Bilan des vacances : je ne vous avais pas menti.

Je suis reviendue ! (oui, je suis une blogueuse qui souhaite être accessible à tout public).

Après vous avoir nargué pendant trois semaines, avec mes photos de mer turquoise, plages désertes, ciel bleu et bourrelets, je ne faisais pas ma maligne hier matin, entre ceux qui ignorent encore l’existence du déodorant et les autres pauvres gens que le sourire a déserté, ô pauvres gens.

Quand le réveil a sonné, j’ai pensé pendant quelques secondes que le coq me faisait une mauvaise blague et qu’il avait changé son chant, rien que pour moi.

Que nenni.

Il s’agissait bien de la sonnerie « vagues » de mon appareil à la pomme.
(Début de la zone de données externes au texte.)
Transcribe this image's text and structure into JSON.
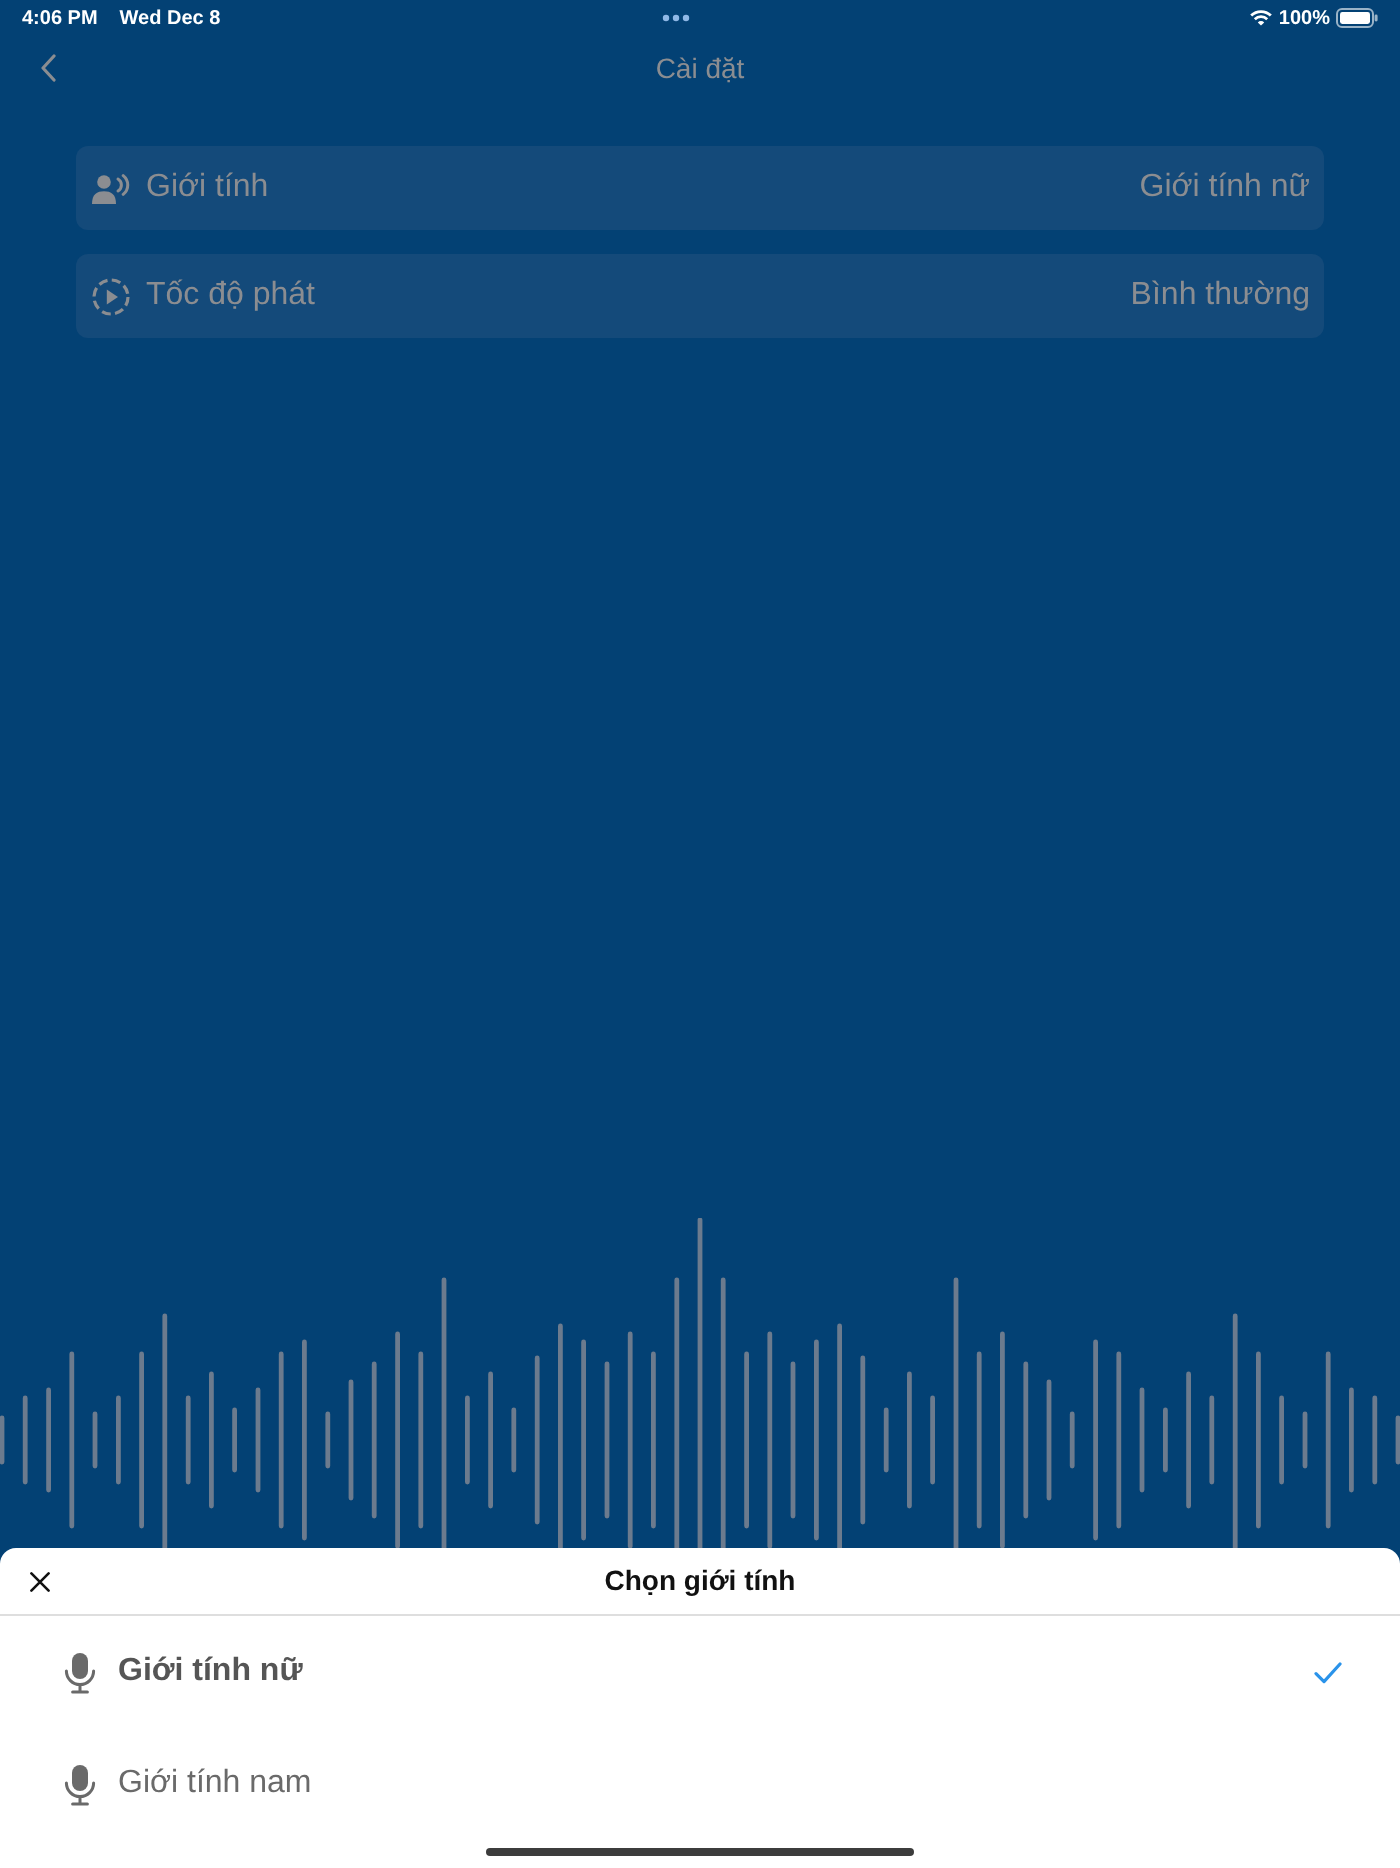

Mais si je reviens de si tôt, ce n’est pas pour vous faire un rapport détaillé sur la Sardaigne et le Portugal, car si vous partez bientôt, vos destinations sont déjà choisies et je ne vous serai d’aucune aide dans l’immédiat.

Je pourrai vous en reparler plus tard, si toutefois ma grande bonté ne m’a pas désertée (comme les autres avec le sourire).

A vous, qui trépignez d’impatience de faire vos valises avec vos marmots et qui ne m’avez pas crue un seul instant quand je vous disais que les vacances pouvaient se transformer en enfer avec ces nains qui font pipi dans la piscine, dans mon dernier billet, je viens vous prouver que je disais vrai.

Tout ce que je vais vous raconter est certifié conforme, avec mes respectueuses salutations.

Avant toute chose, et sans aucun rapport avec l’objet principal de cet assemblage de mots, je dois vous avertir que si vous partez en Sardaigne, vous devez porter un string sur la plage.

Toute sarde qui se respecte en portait un, pour le plus grand plaisir de ces messieurs (et de l’amoureux).

Choisissez-le sans couture et de couleur flashy.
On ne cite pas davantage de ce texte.